A random experiment is an experiment whose outcome cannot be predicted with certainty before it is performed. For example, when we toss a coin, we cannot predict whether it will land on heads or tails. The sample space is the set of all possible outcomes. For a coin toss, the sample space is H and T. For rolling a six-sided die, the sample space contains the numbers 1 through 6.
An event is a subset of the sample space. There are different types of events. A simple event contains only one outcome, like getting exactly 3 when rolling a die. A compound event contains multiple outcomes, such as getting an even number which includes 2, 4, and 6. An impossible event is the empty set that can never occur, while a certain event is the entire sample space that always occurs.
Mutually exclusive events are events that cannot occur at the same time. Their intersection is the empty set. For example, when tossing a coin, getting heads and getting tails are mutually exclusive because a coin cannot land on both sides simultaneously.

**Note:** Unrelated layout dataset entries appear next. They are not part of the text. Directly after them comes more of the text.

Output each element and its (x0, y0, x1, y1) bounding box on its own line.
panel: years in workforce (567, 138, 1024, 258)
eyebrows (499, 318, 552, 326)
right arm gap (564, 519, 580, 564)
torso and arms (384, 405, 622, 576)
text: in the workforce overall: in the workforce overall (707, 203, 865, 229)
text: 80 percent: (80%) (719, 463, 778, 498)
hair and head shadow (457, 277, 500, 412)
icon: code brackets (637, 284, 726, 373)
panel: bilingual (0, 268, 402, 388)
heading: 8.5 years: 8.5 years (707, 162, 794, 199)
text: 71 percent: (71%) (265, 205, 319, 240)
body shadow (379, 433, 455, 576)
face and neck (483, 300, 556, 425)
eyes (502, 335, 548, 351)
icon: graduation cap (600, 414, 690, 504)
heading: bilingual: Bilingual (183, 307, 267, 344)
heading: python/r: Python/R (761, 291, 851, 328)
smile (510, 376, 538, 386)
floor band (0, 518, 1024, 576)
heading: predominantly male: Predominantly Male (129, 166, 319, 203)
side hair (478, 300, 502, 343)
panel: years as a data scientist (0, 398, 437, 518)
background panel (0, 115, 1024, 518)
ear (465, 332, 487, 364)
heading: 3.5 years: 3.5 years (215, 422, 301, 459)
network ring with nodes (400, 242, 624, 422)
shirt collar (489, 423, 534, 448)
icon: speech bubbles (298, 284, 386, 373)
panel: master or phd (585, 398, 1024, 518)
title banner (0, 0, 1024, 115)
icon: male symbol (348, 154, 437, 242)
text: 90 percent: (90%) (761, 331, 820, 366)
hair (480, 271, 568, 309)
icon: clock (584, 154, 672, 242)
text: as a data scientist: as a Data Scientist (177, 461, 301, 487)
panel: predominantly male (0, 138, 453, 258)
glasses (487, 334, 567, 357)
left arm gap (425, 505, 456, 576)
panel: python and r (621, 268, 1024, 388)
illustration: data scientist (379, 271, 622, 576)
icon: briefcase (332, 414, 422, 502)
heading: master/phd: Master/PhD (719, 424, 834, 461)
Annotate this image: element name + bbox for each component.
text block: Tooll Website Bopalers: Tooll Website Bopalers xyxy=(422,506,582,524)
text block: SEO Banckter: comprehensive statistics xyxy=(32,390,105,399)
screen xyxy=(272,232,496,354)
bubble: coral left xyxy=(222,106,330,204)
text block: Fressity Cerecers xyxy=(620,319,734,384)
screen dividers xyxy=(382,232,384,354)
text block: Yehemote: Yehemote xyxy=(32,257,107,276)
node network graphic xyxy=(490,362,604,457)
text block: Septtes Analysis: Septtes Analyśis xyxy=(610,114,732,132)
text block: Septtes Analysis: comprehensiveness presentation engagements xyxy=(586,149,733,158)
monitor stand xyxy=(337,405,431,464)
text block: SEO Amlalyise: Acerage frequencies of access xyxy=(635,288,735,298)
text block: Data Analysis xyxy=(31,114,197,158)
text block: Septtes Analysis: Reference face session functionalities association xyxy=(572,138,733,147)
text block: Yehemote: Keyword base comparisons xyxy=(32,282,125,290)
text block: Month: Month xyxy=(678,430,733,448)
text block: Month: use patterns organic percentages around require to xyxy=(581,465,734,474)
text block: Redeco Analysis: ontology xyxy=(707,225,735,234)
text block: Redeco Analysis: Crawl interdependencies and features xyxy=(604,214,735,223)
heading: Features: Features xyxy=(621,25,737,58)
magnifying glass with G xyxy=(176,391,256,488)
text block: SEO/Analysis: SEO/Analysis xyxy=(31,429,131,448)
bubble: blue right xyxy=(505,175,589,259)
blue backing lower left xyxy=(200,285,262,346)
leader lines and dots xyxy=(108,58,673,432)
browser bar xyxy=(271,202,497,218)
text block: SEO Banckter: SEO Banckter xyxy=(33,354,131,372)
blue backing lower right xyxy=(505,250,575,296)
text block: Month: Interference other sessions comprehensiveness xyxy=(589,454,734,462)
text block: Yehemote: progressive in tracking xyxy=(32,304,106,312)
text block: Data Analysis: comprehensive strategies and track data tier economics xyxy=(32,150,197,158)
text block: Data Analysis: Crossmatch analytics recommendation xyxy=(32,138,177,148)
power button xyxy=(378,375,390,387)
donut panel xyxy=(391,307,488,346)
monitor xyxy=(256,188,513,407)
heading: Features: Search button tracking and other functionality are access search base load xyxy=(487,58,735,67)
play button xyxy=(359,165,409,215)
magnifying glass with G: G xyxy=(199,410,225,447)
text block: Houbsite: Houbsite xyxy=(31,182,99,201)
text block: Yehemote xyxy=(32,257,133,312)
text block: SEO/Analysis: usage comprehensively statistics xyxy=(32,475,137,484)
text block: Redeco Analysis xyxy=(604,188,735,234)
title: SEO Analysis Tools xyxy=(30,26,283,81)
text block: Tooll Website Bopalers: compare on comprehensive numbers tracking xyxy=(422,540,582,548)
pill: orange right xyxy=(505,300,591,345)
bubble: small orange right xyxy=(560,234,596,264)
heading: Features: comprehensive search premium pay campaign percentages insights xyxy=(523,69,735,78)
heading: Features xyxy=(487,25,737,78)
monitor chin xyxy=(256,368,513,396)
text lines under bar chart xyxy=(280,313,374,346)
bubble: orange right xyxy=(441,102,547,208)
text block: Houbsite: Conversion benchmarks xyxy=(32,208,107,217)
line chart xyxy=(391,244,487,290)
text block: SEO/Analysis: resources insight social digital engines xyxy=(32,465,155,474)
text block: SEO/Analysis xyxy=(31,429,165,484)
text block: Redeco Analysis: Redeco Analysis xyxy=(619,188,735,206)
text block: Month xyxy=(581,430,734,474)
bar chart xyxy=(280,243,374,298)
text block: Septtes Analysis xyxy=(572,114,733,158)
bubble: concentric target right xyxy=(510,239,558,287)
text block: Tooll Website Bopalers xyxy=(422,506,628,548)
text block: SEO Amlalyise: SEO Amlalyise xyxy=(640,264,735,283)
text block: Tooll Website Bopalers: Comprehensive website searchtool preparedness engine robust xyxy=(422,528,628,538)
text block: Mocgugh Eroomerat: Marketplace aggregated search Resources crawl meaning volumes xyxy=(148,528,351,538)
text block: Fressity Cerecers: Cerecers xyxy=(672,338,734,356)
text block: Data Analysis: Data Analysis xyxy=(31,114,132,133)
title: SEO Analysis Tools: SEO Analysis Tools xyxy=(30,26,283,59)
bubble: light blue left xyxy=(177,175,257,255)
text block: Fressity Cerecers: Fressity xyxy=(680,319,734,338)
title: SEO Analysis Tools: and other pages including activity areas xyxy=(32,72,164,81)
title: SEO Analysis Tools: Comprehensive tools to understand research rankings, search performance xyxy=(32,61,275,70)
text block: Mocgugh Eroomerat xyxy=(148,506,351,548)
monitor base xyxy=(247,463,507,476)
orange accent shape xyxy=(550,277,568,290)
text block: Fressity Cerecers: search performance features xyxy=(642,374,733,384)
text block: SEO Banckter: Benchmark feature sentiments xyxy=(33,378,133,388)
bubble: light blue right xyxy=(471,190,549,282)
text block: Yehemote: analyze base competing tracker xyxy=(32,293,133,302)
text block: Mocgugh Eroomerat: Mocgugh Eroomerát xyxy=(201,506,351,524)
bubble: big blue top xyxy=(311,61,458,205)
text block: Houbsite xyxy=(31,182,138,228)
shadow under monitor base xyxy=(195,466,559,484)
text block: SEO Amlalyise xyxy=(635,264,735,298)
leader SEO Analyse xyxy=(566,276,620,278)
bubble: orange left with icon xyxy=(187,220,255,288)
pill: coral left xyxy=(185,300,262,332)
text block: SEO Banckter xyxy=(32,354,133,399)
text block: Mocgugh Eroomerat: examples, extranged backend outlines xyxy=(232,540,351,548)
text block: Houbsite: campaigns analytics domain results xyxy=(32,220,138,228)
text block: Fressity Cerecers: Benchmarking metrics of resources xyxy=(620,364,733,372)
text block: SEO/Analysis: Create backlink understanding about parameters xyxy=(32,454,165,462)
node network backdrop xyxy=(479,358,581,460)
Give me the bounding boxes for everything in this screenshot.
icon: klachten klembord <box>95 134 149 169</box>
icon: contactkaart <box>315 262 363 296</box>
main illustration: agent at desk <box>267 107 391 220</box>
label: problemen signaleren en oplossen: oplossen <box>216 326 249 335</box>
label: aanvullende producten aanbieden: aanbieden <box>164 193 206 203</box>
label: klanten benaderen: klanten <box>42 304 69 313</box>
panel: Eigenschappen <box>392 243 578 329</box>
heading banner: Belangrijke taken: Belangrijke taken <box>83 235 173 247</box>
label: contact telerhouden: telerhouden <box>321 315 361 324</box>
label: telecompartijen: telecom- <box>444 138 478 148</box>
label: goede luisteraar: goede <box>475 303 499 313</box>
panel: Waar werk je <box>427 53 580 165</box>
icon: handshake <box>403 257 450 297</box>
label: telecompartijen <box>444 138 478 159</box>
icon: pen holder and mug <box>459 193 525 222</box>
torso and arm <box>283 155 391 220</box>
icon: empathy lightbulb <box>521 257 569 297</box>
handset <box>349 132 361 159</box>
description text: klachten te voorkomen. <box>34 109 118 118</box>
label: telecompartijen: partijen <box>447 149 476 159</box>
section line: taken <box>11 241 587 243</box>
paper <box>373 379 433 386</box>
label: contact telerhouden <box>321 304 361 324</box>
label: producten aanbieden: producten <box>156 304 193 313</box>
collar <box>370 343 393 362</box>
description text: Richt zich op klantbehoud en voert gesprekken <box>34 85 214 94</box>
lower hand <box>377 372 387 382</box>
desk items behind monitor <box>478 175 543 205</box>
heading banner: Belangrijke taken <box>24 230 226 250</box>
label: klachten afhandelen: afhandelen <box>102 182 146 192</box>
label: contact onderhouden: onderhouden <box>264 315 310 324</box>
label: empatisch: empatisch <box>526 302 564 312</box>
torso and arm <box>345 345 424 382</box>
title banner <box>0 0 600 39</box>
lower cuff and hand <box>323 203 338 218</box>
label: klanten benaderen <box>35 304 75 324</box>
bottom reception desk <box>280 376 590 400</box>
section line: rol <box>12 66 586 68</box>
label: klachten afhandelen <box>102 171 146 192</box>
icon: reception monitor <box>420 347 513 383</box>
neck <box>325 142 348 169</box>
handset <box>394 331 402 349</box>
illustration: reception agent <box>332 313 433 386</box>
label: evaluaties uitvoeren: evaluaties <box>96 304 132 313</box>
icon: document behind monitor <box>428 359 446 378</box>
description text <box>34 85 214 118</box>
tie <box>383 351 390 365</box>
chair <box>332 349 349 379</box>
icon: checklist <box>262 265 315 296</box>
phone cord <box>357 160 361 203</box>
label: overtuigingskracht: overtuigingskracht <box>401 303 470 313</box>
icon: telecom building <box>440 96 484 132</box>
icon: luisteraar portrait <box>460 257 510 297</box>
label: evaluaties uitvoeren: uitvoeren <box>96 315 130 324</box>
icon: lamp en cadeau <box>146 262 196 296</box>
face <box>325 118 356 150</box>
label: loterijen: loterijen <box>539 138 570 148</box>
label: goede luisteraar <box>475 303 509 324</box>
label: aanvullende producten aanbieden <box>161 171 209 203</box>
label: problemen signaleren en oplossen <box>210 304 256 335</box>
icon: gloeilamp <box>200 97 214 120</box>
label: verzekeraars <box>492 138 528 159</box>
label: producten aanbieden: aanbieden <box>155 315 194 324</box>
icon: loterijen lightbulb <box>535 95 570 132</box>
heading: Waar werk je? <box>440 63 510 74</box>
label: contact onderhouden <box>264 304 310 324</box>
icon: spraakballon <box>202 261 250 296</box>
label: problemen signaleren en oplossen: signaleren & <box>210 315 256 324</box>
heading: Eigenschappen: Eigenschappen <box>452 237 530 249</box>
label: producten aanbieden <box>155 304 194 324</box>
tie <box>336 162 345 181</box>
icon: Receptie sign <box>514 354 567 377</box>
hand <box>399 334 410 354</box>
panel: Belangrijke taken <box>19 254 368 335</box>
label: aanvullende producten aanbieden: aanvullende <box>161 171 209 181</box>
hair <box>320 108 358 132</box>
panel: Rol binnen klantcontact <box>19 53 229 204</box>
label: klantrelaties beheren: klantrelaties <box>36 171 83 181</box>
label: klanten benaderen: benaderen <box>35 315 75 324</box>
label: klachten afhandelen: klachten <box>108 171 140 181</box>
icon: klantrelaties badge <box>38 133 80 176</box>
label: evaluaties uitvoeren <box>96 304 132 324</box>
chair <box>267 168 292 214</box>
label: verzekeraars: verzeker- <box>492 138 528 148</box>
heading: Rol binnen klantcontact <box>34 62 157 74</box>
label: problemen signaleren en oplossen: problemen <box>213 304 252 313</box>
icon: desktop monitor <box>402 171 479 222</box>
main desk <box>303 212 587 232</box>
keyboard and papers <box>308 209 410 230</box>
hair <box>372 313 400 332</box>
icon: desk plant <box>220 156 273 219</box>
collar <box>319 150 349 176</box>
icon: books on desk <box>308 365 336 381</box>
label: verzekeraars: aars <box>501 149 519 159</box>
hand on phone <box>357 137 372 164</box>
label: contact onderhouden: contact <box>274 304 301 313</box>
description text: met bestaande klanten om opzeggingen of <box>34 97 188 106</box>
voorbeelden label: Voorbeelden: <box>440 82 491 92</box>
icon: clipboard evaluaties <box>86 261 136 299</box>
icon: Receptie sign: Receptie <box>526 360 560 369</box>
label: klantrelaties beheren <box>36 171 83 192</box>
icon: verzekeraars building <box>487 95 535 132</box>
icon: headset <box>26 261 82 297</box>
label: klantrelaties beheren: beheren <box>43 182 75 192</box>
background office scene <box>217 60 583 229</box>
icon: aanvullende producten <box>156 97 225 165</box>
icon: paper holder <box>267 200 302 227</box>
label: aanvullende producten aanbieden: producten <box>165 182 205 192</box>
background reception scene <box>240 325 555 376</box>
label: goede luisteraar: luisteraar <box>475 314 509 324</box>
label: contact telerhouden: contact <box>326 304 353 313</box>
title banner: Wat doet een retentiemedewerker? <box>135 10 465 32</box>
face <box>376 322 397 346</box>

In a Venn diagram, mutually exclusive events are represented as non-overlapping circles within the sample space.
Exhaustive events are a set of events whose union covers the entire sample space. This means that at least one of these events must occur in any trial of the experiment. For example, when rolling a die, the events getting an odd number and getting an even number are exhaustive because together they include all possible outcomes from 1 to 6.
In summary, we have covered the fundamental concepts of probability theory. A random experiment has uncertain outcomes, with all possibilities forming the sample space. Events are subsets of this space, ranging from simple single-outcome events to compound multi-outcome events. We also learned about mutually exclusive events that cannot occur together, and exhaustive events that cover all possibilities. These concepts provide the essential foundation for understanding probability and statistical analysis.